A review of the council’s two major contracts with the firm proposes insourcing highways, regeneration, procurement and regulatory services when the original ten-year deals end in 2023.

Six services would stay with Capita, while a further four would be subject to a short extension before a decision is made on whether to bring them in house.

The contracts review, which had been held up by the Covid-19 pandemic, was presented to a meeting of the financial performance and contracts committee on Tuesday.

John Hooton, Barnet Council’s chief executive, told the meeting the review was about “how we get the best possible services for residents”, admitting there had been some “delivery challenges” with services that could be insourced.

He added: “I think for all of those services, people and services are being delivered from Barnet, and I think we feel there is an opportunity to improve the quality of service in the future and deliver those services for at least the same cost or cheaper by integrating them into the council.”

But opposition councillors raised doubts over the review’s scope and effectiveness. Cllr Gabriel Rozenberg (Liberal Democrat, Garden Suburb) suggested the council could have gone further and proposed to bring other parts of the contracts in house, such as customer services.

Cllr Rozenberg said the long-term trend for the contracts had been “a steady admission that this bit doesn’t make sense, and this bit doesn’t make sense, and this bit isn’t commercially viable”.

Barnet Council brought finance and strategic HR back in house in 2019, while pensions management was moved from Capita to West Yorkshire Pension Fund last year.

“I really wonder what, after the end of the ten-year process, we will actually have that still remains in 2023,” he added.

Cllr Arjun Mittra (Labour, East Finchley) said he felt the review was “a bit of a reward for Capita”, with services that had been “messed up” or where the company was making a loss being returned to the council.

“The mistakes that were made eight years ago…I think are being made again,” he told the committee.

Mr Hooton said insourcing had been the trend over recent years in some instances. He claimed the council had “completely shifted the business model” for customer services but admitted there were things it needed to do differently.

The chief executive said he did not think the review was a “reward for Capita”, as the firm would be “earning less money from a smaller set of contracts”.

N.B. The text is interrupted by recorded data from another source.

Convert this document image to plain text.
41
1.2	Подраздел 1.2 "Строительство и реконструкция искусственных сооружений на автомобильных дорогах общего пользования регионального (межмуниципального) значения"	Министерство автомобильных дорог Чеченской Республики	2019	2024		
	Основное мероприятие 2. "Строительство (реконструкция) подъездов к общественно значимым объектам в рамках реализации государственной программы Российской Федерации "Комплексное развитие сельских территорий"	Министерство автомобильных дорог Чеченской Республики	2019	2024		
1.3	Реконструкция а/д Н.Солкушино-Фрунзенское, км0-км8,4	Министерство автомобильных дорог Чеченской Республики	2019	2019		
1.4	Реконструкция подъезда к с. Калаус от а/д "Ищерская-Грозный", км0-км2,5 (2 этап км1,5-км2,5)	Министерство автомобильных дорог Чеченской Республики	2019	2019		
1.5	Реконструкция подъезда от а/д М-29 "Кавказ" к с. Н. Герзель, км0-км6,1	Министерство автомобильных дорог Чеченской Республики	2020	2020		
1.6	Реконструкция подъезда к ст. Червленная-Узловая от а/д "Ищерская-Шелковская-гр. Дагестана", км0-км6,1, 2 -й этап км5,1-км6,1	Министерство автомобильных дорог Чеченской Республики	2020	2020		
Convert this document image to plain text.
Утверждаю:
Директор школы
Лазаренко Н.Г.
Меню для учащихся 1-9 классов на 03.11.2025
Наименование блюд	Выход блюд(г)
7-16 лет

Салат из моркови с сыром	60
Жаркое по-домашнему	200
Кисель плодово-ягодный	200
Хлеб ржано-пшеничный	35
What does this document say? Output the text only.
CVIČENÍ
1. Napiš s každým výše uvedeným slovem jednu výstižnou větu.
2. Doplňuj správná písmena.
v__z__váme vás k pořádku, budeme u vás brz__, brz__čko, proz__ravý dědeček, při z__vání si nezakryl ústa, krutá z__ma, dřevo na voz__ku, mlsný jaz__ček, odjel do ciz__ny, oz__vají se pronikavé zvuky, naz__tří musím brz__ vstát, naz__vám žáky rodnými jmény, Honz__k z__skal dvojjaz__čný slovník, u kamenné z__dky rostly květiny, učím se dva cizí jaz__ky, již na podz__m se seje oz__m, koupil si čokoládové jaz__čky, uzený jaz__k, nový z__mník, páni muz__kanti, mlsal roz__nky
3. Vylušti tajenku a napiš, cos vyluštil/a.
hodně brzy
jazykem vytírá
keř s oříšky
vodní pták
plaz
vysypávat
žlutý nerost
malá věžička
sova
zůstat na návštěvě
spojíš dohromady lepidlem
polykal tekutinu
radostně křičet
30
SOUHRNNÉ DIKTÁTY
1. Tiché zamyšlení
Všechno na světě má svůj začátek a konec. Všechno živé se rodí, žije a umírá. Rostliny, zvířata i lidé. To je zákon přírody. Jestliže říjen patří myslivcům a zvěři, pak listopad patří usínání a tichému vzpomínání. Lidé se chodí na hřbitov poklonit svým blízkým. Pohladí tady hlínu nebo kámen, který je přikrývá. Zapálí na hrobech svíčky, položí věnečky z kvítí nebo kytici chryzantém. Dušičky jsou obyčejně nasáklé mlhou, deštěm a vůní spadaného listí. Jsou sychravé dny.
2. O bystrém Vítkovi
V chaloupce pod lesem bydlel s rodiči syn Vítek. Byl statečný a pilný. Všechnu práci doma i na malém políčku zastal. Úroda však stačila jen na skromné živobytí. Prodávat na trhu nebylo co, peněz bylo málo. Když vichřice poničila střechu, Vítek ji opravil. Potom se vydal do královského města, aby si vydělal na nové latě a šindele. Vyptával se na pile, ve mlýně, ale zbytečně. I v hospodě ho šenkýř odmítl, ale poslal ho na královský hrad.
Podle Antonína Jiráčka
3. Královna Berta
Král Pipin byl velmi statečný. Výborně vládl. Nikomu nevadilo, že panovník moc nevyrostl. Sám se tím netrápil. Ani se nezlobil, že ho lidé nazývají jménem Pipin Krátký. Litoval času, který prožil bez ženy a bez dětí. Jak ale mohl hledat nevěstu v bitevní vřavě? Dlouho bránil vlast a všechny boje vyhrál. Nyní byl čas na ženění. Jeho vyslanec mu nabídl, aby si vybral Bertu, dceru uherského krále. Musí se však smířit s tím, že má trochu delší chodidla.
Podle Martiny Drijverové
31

Labour leader Cllr Barry Rawlings (Coppetts) raised concerns that Capita would still have ownership of key data and information after the proposed contracts shake-up. “I’m just not sure the levers of power are in our hands at the moment and that we will get them,” he said.

Cllr Rawlings suggested there should have been a “wider discussion” about alternatives. He said the Regional Enterprise deal with Capita could change from being a joint vehicle to a traded company – meaning the council would get 100 per cent of any profits, rather than 51 per cent going to shareholders in Capita.

Labour councillors voted against the proposed approach to public consultation and the direction of travel for each service, but they were backed by Conservative committee members.

The council will launch consultations with the public and staff before making any decisions on the proposals set out in the review.